Twitter Stock Punished ‘Over and Above What Was Justifiable’ Due to Early Q1 Earnings Leak

CityIndex analyst tells TheWrap: “The bungle definitely contributed to the share price loss,” but miss on forecasts was prime culprit

TWTR stock drop

Someone at Twitter Investor Relations is in the birdhouse — er, doghouse this morning.

On Tuesday, about an hour before the end of the trading day in the U.S., Twitter evidently leaked its own lackluster first quarter 2015 financial results by accident. Self-described “financial intelligence platform” Selerity discovered the blunder and (ironically) tweeted out the results around 3:08 p.m. ET, causing a big, expensive problem for the 140-character company.
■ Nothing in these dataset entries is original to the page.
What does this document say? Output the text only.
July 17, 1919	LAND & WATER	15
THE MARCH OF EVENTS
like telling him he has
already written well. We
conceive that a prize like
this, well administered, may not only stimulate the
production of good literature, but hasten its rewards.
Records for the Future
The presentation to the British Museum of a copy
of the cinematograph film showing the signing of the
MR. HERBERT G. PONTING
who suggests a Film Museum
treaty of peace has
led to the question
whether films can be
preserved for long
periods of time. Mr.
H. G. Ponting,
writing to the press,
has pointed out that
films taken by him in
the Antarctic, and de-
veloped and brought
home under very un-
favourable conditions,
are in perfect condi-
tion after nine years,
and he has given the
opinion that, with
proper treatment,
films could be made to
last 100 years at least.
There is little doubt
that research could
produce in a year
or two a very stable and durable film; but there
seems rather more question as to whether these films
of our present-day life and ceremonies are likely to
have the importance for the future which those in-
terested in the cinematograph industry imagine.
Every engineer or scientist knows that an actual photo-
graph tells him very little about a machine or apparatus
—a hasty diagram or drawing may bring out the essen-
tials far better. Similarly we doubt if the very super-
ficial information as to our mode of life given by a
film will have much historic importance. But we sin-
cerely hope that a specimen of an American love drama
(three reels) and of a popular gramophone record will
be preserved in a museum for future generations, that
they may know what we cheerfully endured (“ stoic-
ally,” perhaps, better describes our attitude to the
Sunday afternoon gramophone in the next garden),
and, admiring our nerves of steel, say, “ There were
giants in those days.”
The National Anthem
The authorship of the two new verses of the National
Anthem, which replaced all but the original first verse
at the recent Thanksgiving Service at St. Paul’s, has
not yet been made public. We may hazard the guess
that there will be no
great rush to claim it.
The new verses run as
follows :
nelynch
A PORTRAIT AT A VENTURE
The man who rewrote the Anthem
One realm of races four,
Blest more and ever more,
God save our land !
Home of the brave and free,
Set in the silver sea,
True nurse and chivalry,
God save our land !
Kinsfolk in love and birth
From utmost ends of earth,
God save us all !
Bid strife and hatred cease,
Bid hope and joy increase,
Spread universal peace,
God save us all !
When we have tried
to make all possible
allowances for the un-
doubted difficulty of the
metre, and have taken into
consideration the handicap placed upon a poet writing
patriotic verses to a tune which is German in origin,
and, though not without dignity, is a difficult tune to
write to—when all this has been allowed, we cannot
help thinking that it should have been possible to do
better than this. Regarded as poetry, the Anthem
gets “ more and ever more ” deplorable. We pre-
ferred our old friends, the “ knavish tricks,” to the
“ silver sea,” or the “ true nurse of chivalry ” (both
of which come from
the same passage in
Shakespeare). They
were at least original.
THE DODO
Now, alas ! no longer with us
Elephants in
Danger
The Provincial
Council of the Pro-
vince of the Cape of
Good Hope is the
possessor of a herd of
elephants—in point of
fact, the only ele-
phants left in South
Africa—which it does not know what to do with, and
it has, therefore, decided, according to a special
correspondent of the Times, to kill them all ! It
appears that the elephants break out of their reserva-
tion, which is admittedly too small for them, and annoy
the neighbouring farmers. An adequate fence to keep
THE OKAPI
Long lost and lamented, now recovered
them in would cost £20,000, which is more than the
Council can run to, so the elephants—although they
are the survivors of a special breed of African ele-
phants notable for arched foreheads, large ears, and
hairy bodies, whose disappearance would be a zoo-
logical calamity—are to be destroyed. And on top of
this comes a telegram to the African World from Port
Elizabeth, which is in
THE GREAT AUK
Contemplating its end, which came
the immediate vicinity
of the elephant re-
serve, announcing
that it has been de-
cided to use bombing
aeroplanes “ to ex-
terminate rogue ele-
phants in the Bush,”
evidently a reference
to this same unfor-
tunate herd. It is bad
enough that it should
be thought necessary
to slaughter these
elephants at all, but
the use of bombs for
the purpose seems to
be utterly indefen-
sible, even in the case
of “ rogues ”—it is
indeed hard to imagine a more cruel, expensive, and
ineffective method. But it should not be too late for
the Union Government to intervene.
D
Immediately after the early share, the stock started a hard fall (pictured above) — probably harder than its actual financials warranted, CityIndex Senior Market Analyst Ken Odeluga told TheWrap. TWTR dropped quickly from $51.21 per share all the way down to $41.84. It closed at $42.27, down 18 percent overall. In after-hours markets, Twitter stock dipped an additional two percent.

At the time of this writing, TWTR was trading down a few bucks further per share Wednesday morning.

“There appeared to be some punishment of the stock over and above what was justified by the results themselves,” Odeluga said. “The bungle definitely contributed to the share price loss, but in the end the fall moderated to a more reasonable level — one that reflects the fact that Twitter failed to match its own revenue expectations during the quarter, thereby calling into question the 50-percent rise of its stock since Q4.”

Twitter missed Wall Street’s mark on revenue and mobile Monthly Active Users. It slightly topped Earnings Per Share estimates.

In its Tuesday press release, Twitter lowered its own internal 2015 projections, likely removing additional confidence from current and potential investors.

“The earnings themselves and the debacle of how they were released will not help CEO Dick Costolo’s fight back against some well-known voices on Wall Street who have been indirectly questioning his suitability since last year,” he continued.

However, ‘There’s definitely something promising brewing on the revenue side,” Odeluga countered himself, citing the company’s fire hose and API licensing, its search agreement with Google, and tweaks to audience metrics for advertisers. But again, there’s a flip-side to mitigate even that optimism.

“Problem is, it will take time for these initiatives to bed down/gain traction, and more time is not necessarily what Wall Street is prepared to give the current core management after several disappointing quarters exacerbated by ‘non-operational missteps,’” he continued. “It may be time for more aggressive commercial measures to resolve the dilemma between the obvious ubiquity, utility and penetration of the medium on the one hand, and difficult-to-pin-down chargeable parameters on the other.”

“I think it’s doable, but it might be time for the current team to let others have a go,” the analyst/grim reaper concluded.